Since the generative AI boom began with ChatGPT’s public debut, the technology has drawn both widespread awe for its transformative capabilities and growing alarm from experts over its risks. These hazards range from hypothetical but catastrophic long-term threats such as unaligned rogue AI systems to immediate, everyday harms including algorithmic bias in hiring, misinformation, and erasure of human connection. Multilateral discussions have so far yielded limited progress: the United Nations adopted a nonbinding AI governance framework last year after summits hosted by Britain, South Korea, and France also produced only voluntary pledges, while the European Union implemented its binding AI Act in 2024, which uses a risk-based classification system to regulate the technology.

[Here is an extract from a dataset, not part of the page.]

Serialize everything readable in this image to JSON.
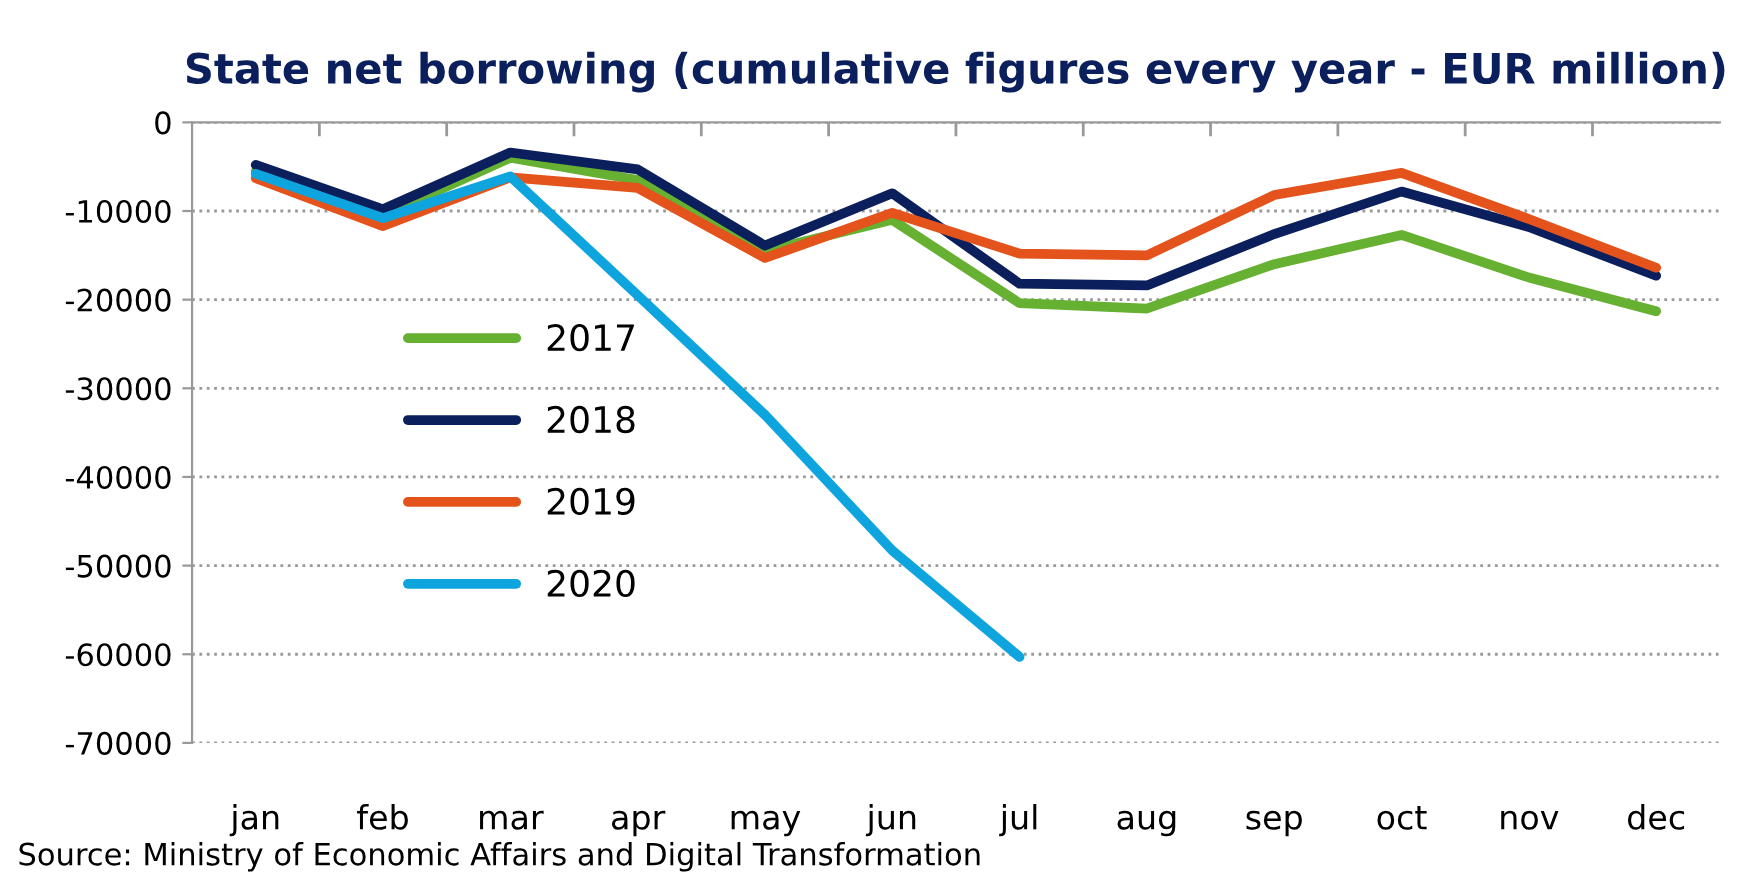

The Vatican has long sought to insert its moral voice into this global debate, publishing targeted ethical guidelines for AI use across sectors from military combat to education and healthcare. Its core argument has remained consistent: AI should serve as a tool that complements human intelligence, not one that replaces it. The church has also drawn attention to the underdiscussed environmental cost of the AI race, highlighting the massive amounts of energy and water required to power AI data centers and large-scale computational processes.

Thomas Harmon, a theology professor at the University of St. Thomas in Houston, says the church’s influence on the conversation extends far beyond its 1.5 billion global followers. “There are almost a billion and a half Catholics in the world, so that alone is reason to pay attention,” Harmon said. “But beyond the numbers, the Catholic Church has a deep and sophisticated tradition of thinking through what it means to be human.”

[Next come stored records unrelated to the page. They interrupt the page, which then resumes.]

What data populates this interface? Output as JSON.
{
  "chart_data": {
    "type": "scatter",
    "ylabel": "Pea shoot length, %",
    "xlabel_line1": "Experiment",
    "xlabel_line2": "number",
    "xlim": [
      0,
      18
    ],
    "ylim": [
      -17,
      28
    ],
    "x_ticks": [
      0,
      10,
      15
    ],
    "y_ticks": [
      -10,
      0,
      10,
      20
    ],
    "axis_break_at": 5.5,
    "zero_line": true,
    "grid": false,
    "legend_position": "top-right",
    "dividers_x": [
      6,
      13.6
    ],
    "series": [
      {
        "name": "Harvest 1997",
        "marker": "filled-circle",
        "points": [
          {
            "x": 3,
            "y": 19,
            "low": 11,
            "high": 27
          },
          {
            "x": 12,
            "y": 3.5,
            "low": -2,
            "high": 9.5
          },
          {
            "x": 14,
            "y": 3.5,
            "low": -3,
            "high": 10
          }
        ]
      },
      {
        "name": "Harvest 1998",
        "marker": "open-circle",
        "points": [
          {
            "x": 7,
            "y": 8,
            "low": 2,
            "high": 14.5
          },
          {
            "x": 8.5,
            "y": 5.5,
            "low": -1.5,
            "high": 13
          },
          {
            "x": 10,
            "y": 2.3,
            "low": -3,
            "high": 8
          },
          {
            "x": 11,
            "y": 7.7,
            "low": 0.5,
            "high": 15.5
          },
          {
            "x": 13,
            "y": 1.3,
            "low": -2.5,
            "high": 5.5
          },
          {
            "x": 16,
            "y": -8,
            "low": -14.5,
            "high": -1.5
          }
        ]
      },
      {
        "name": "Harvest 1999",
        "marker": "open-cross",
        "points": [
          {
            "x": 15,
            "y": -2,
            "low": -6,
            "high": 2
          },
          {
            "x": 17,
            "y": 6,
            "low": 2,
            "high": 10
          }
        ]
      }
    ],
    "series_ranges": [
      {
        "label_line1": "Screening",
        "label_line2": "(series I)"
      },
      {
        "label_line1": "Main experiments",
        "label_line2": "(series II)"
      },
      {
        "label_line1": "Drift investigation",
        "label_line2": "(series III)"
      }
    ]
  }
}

As early as 2020, the Vatican brought major tech companies together to sign the Rome Call for AI Ethics, a pledge that laid out core principles for responsible AI development including inclusiveness, accountability, impartiality, and user privacy. Major global tech firms including Microsoft, IBM, and Cisco were among the initial signatories. Pope Francis, Pope Leo’s predecessor, spent his final years advocating for a binding international treaty to regulate AI, arguing that the risks of developing AI without embedding core human values of compassion, mercy, morality, and forgiveness were too great to leave self-governance to researchers and developers alone. In 2024, Francis addressed a special G7 session on AI’s perils and promise, urging world leaders to ensure all AI development remains human-centric, insisting that all decisions involving the use of force — even for less-lethal tools — must remain in human hands. He also called for a full global ban on lethal autonomous weapons, often referred to as “killer robots.”

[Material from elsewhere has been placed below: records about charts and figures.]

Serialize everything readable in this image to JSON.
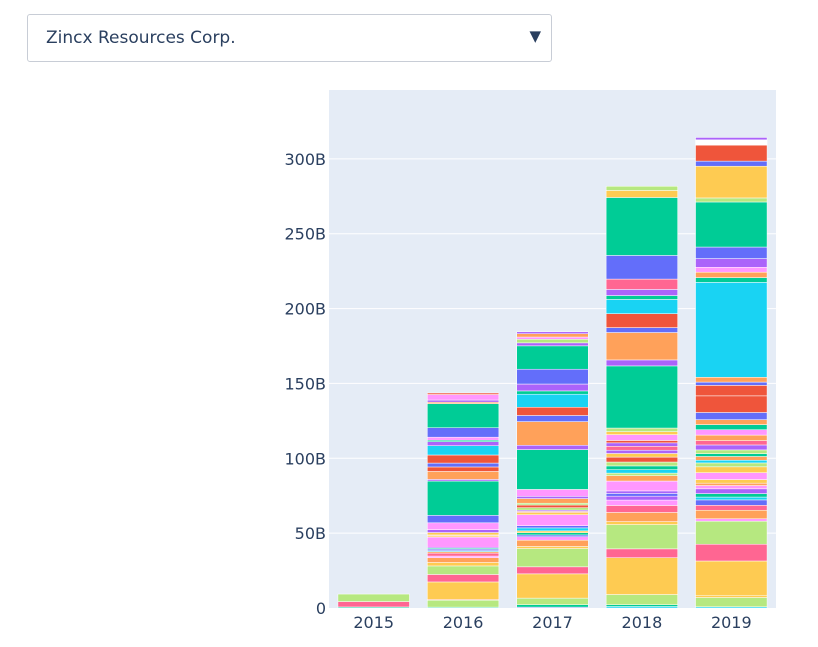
{
  "dropdown": {
    "selected": "Zincx Resources Corp.",
    "arrow_icon": "triangle-down-icon"
  },
  "chart_data": {
    "type": "bar",
    "stacked": true,
    "categories": [
      "2015",
      "2016",
      "2017",
      "2018",
      "2019"
    ],
    "ylim": [
      0,
      346
    ],
    "yticks": [
      0,
      50,
      100,
      150,
      200,
      250,
      300
    ],
    "ytick_labels": [
      "0",
      "50B",
      "100B",
      "150B",
      "200B",
      "250B",
      "300B"
    ],
    "background": "#e5ecf6",
    "grid": true,
    "palette": [
      "#636efa",
      "#ef553b",
      "#00cc96",
      "#ab63fa",
      "#ffa15a",
      "#19d3f3",
      "#ff6692",
      "#b6e880",
      "#ff97ff",
      "#fecb52"
    ],
    "stacks": [
      [
        {
          "v": 0.7,
          "c": "#00cc96"
        },
        {
          "v": 3.6,
          "c": "#ff6692"
        },
        {
          "v": 5.0,
          "c": "#b6e880"
        }
      ],
      [
        {
          "v": 0.6,
          "c": "#00cc96"
        },
        {
          "v": 4.6,
          "c": "#b6e880"
        },
        {
          "v": 0.6,
          "c": "#ffa15a"
        },
        {
          "v": 11.6,
          "c": "#fecb52"
        },
        {
          "v": 5.0,
          "c": "#ff6692"
        },
        {
          "v": 5.7,
          "c": "#b6e880"
        },
        {
          "v": 2.3,
          "c": "#fecb52"
        },
        {
          "v": 3.2,
          "c": "#ffa15a"
        },
        {
          "v": 1.1,
          "c": "#ff97ff"
        },
        {
          "v": 2.0,
          "c": "#ff6692"
        },
        {
          "v": 1.0,
          "c": "#ffa15a"
        },
        {
          "v": 0.6,
          "c": "#19d3f3"
        },
        {
          "v": 1.0,
          "c": "#636efa"
        },
        {
          "v": 0.6,
          "c": "#00cc96"
        },
        {
          "v": 0.7,
          "c": "#ab63fa"
        },
        {
          "v": 6.8,
          "c": "#ff97ff"
        },
        {
          "v": 0.8,
          "c": "#fecb52"
        },
        {
          "v": 0.6,
          "c": "#ffa15a"
        },
        {
          "v": 1.6,
          "c": "#fecb52"
        },
        {
          "v": 1.9,
          "c": "#ab63fa"
        },
        {
          "v": 4.6,
          "c": "#ff97ff"
        },
        {
          "v": 5.0,
          "c": "#636efa"
        },
        {
          "v": 22.9,
          "c": "#00cc96"
        },
        {
          "v": 1.1,
          "c": "#ab63fa"
        },
        {
          "v": 5.3,
          "c": "#ffa15a"
        },
        {
          "v": 3.0,
          "c": "#ef553b"
        },
        {
          "v": 2.6,
          "c": "#636efa"
        },
        {
          "v": 5.4,
          "c": "#ef553b"
        },
        {
          "v": 6.2,
          "c": "#19d3f3"
        },
        {
          "v": 2.7,
          "c": "#ab63fa"
        },
        {
          "v": 1.0,
          "c": "#00cc96"
        },
        {
          "v": 2.0,
          "c": "#ff97ff"
        },
        {
          "v": 6.3,
          "c": "#636efa"
        },
        {
          "v": 16.1,
          "c": "#00cc96"
        },
        {
          "v": 1.0,
          "c": "#ffa15a"
        },
        {
          "v": 1.4,
          "c": "#ab63fa"
        },
        {
          "v": 3.7,
          "c": "#ff97ff"
        },
        {
          "v": 1.0,
          "c": "#ef553b"
        }
      ],
      [
        {
          "v": 0.6,
          "c": "#636efa"
        },
        {
          "v": 1.6,
          "c": "#00cc96"
        },
        {
          "v": 4.4,
          "c": "#b6e880"
        },
        {
          "v": 16.2,
          "c": "#fecb52"
        },
        {
          "v": 4.7,
          "c": "#ff6692"
        },
        {
          "v": 12.2,
          "c": "#b6e880"
        },
        {
          "v": 1.4,
          "c": "#fecb52"
        },
        {
          "v": 4.2,
          "c": "#ffa15a"
        },
        {
          "v": 2.3,
          "c": "#ff97ff"
        },
        {
          "v": 1.2,
          "c": "#636efa"
        },
        {
          "v": 1.5,
          "c": "#00cc96"
        },
        {
          "v": 1.2,
          "c": "#fecb52"
        },
        {
          "v": 2.0,
          "c": "#19d3f3"
        },
        {
          "v": 1.5,
          "c": "#636efa"
        },
        {
          "v": 7.3,
          "c": "#ff97ff"
        },
        {
          "v": 1.4,
          "c": "#fecb52"
        },
        {
          "v": 0.8,
          "c": "#ffa15a"
        },
        {
          "v": 0.9,
          "c": "#ab63fa"
        },
        {
          "v": 1.6,
          "c": "#b6e880"
        },
        {
          "v": 1.8,
          "c": "#ef553b"
        },
        {
          "v": 1.2,
          "c": "#b6e880"
        },
        {
          "v": 3.1,
          "c": "#ffa15a"
        },
        {
          "v": 1.5,
          "c": "#ab63fa"
        },
        {
          "v": 4.6,
          "c": "#ff97ff"
        },
        {
          "v": 26.6,
          "c": "#00cc96"
        },
        {
          "v": 2.9,
          "c": "#ab63fa"
        },
        {
          "v": 15.8,
          "c": "#ffa15a"
        },
        {
          "v": 4.1,
          "c": "#636efa"
        },
        {
          "v": 5.5,
          "c": "#ef553b"
        },
        {
          "v": 8.7,
          "c": "#19d3f3"
        },
        {
          "v": 2.2,
          "c": "#00cc96"
        },
        {
          "v": 4.6,
          "c": "#ab63fa"
        },
        {
          "v": 9.9,
          "c": "#636efa"
        },
        {
          "v": 15.6,
          "c": "#00cc96"
        },
        {
          "v": 2.0,
          "c": "#ab63fa"
        },
        {
          "v": 2.4,
          "c": "#b6e880"
        },
        {
          "v": 1.5,
          "c": "#ff97ff"
        },
        {
          "v": 2.2,
          "c": "#ffa15a"
        },
        {
          "v": 1.3,
          "c": "#ab63fa"
        }
      ],
      [
        {
          "v": 1.0,
          "c": "#19d3f3"
        },
        {
          "v": 1.2,
          "c": "#00cc96"
        },
        {
          "v": 6.8,
          "c": "#b6e880"
        },
        {
          "v": 24.6,
          "c": "#fecb52"
        },
        {
          "v": 5.9,
          "c": "#ff6692"
        },
        {
          "v": 16.2,
          "c": "#b6e880"
        },
        {
          "v": 2.0,
          "c": "#fecb52"
        },
        {
          "v": 6.1,
          "c": "#ffa15a"
        },
        {
          "v": 4.7,
          "c": "#ff6692"
        },
        {
          "v": 3.6,
          "c": "#ff97ff"
        },
        {
          "v": 2.6,
          "c": "#ab63fa"
        },
        {
          "v": 1.8,
          "c": "#636efa"
        },
        {
          "v": 1.7,
          "c": "#ab63fa"
        },
        {
          "v": 6.6,
          "c": "#ff97ff"
        },
        {
          "v": 3.6,
          "c": "#ffa15a"
        },
        {
          "v": 1.7,
          "c": "#b6e880"
        },
        {
          "v": 2.3,
          "c": "#19d3f3"
        },
        {
          "v": 2.5,
          "c": "#00cc96"
        },
        {
          "v": 2.6,
          "c": "#b6e880"
        },
        {
          "v": 3.3,
          "c": "#ef553b"
        },
        {
          "v": 2.4,
          "c": "#fecb52"
        },
        {
          "v": 2.2,
          "c": "#ab63fa"
        },
        {
          "v": 2.6,
          "c": "#ff6692"
        },
        {
          "v": 2.3,
          "c": "#ab63fa"
        },
        {
          "v": 1.6,
          "c": "#ef553b"
        },
        {
          "v": 3.9,
          "c": "#ff97ff"
        },
        {
          "v": 2.0,
          "c": "#fecb52"
        },
        {
          "v": 2.4,
          "c": "#b6e880"
        },
        {
          "v": 41.5,
          "c": "#00cc96"
        },
        {
          "v": 4.0,
          "c": "#ab63fa"
        },
        {
          "v": 18.3,
          "c": "#ffa15a"
        },
        {
          "v": 3.3,
          "c": "#636efa"
        },
        {
          "v": 9.3,
          "c": "#ef553b"
        },
        {
          "v": 9.5,
          "c": "#19d3f3"
        },
        {
          "v": 2.6,
          "c": "#00cc96"
        },
        {
          "v": 4.1,
          "c": "#ab63fa"
        },
        {
          "v": 6.9,
          "c": "#ff6692"
        },
        {
          "v": 15.8,
          "c": "#636efa"
        },
        {
          "v": 38.7,
          "c": "#00cc96"
        },
        {
          "v": 4.7,
          "c": "#fecb52"
        },
        {
          "v": 2.8,
          "c": "#b6e880"
        }
      ],
      [
        {
          "v": 0.8,
          "c": "#19d3f3"
        },
        {
          "v": 6.2,
          "c": "#b6e880"
        },
        {
          "v": 1.2,
          "c": "#fecb52"
        },
        {
          "v": 23.2,
          "c": "#fecb52"
        },
        {
          "v": 11.2,
          "c": "#ff6692"
        },
        {
          "v": 15.4,
          "c": "#b6e880"
        },
        {
          "v": 1.6,
          "c": "#ff97ff"
        },
        {
          "v": 5.7,
          "c": "#ffa15a"
        },
        {
          "v": 3.3,
          "c": "#ff6692"
        },
        {
          "v": 3.6,
          "c": "#636efa"
        },
        {
          "v": 1.9,
          "c": "#19d3f3"
        },
        {
          "v": 2.3,
          "c": "#00cc96"
        },
        {
          "v": 3.2,
          "c": "#ab63fa"
        },
        {
          "v": 2.2,
          "c": "#ff97ff"
        },
        {
          "v": 1.6,
          "c": "#ffa15a"
        },
        {
          "v": 2.4,
          "c": "#fecb52"
        },
        {
          "v": 4.6,
          "c": "#ff97ff"
        },
        {
          "v": 3.9,
          "c": "#fecb52"
        },
        {
          "v": 2.6,
          "c": "#b6e880"
        },
        {
          "v": 1.8,
          "c": "#19d3f3"
        },
        {
          "v": 2.5,
          "c": "#ffa15a"
        },
        {
          "v": 1.9,
          "c": "#00cc96"
        },
        {
          "v": 2.5,
          "c": "#b6e880"
        },
        {
          "v": 3.3,
          "c": "#ab63fa"
        },
        {
          "v": 2.9,
          "c": "#ff6692"
        },
        {
          "v": 3.7,
          "c": "#ffa15a"
        },
        {
          "v": 3.6,
          "c": "#ff97ff"
        },
        {
          "v": 3.4,
          "c": "#00cc96"
        },
        {
          "v": 3.3,
          "c": "#ffa15a"
        },
        {
          "v": 4.8,
          "c": "#636efa"
        },
        {
          "v": 11.1,
          "c": "#ef553b"
        },
        {
          "v": 7.0,
          "c": "#ef553b"
        },
        {
          "v": 2.2,
          "c": "#636efa"
        },
        {
          "v": 3.2,
          "c": "#ffa15a"
        },
        {
          "v": 63.4,
          "c": "#19d3f3"
        },
        {
          "v": 3.2,
          "c": "#00cc96"
        },
        {
          "v": 3.6,
          "c": "#ffa15a"
        },
        {
          "v": 3.3,
          "c": "#ff97ff"
        },
        {
          "v": 5.8,
          "c": "#ab63fa"
        },
        {
          "v": 7.7,
          "c": "#636efa"
        },
        {
          "v": 30.1,
          "c": "#00cc96"
        },
        {
          "v": 2.7,
          "c": "#b6e880"
        },
        {
          "v": 21.2,
          "c": "#fecb52"
        },
        {
          "v": 3.4,
          "c": "#636efa"
        },
        {
          "v": 10.7,
          "c": "#ef553b"
        },
        {
          "v": 3.5,
          "c": "#ffffff"
        },
        {
          "v": 1.6,
          "c": "#ab63fa"
        }
      ]
    ]
  }
}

Within the church, Pope Leo has warned clergy against relying on AI to write their homilies, but his concerns extend far beyond internal practice to the broader global implications of AI for peace, labor, and the very nature of reality. As a member of the Augustinian order, which centers the search for truth as a core spiritual value, he has repeatedly highlighted the unique threat generative AI poses through deepfakes and widespread misinformation. In a June 2025 address to an international AI conference, he acknowledged the technology’s meaningful contributions to medical advancement and scientific discovery, but questioned “its possible repercussions on humanity’s openness to truth and beauty, on our distinctive ability to grasp reality.”

A consistent advocate for global peace, Pope Leo has also called for increased scrutiny of AI development and use in ongoing conflicts including Ukraine and the Middle East, where automated weapons systems are already deployed across aerial drones, maritime vessels, and ground combat platforms. “What is happening in Ukraine, in Gaza and the Palestinian territories, in Lebanon and in Iran illustrates the inhuman evolution of the relationship between war and new technologies in a spiral of annihilation,” he stated earlier this week during an address at Rome’s La Sapienza University, Europe’s largest institution of higher education.